Remarkable in that it is an extract from Robert A. Heinlein's sci-fi novel "Stranger in a strange land". Even more so because it was first published in 1961.
(For the book geeks, I'm reading the 2020 Folio version, which has restored the original 225,000 word manuscript that Heinlein created but which he was forced by his publisher to cut back to around 150,000 words.)
I realise that it is part of the legacy of the sci-fi author to be regarded as a futurologist but, even so, this forecast of "the unnecessary and unhealthy habit of daily wallowing" is especially prescient when applied to our current lives.
My friend Marcus Spry sent me an article he read in The Observer a few days ago, on the Top 12 causes of our increasing lack of attention to detail. It is a damning indictment of our frenetic lifestyles.

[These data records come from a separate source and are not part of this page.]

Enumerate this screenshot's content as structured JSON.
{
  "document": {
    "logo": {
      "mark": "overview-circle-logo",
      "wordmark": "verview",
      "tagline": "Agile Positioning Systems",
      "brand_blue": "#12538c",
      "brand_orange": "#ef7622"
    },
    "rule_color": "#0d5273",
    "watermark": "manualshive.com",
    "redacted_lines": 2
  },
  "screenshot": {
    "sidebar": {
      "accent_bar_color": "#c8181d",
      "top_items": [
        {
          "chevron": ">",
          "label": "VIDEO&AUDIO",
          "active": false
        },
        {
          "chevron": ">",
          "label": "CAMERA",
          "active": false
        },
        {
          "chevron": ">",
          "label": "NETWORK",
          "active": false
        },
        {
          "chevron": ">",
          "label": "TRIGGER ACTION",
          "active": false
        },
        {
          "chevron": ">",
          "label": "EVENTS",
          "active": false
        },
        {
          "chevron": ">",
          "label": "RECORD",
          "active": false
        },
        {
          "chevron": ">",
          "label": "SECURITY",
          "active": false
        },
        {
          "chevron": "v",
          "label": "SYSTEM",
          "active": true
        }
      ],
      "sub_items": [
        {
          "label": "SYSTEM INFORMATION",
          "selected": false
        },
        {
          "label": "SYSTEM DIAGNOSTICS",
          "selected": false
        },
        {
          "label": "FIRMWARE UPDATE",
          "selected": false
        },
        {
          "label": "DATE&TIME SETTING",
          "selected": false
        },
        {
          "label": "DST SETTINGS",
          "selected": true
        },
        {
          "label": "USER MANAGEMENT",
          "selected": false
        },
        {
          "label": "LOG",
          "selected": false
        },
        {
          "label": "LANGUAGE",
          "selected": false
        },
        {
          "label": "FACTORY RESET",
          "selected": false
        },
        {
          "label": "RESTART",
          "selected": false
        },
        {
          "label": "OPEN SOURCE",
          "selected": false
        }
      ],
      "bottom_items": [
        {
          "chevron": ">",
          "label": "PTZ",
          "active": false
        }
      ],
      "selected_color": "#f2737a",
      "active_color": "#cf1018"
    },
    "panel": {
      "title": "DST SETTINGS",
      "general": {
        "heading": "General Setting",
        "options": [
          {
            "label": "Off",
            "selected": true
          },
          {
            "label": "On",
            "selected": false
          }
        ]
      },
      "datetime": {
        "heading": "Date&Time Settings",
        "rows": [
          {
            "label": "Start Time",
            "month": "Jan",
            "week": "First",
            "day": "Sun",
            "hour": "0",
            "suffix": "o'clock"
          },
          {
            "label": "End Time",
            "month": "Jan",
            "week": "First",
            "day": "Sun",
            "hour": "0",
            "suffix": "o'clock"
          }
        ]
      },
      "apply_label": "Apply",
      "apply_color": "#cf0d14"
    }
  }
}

This year, I have returned to an old favourite for my 5-minute morning read - The Daily Stoic by Ryan Holiday and Stephen Hanselman. Their 366 meditations on wisdom, perseverance and the art of living guided me through the first year of the pandemic and I'm already enjoying the first few days.
Here's an extract from today's philosophy:
Control your perceptions;
Direct your actions properly;
Willingly accept what's outside of your control.
For me (and for many of you) today is our first back at work.
There will undoubtedly be a lot to deal with, not the least of which will be the knock-on effects of Omicron.
Stay calm and don't allow your attention to get distracted.
Stay away from the "Gossip Gone Wild".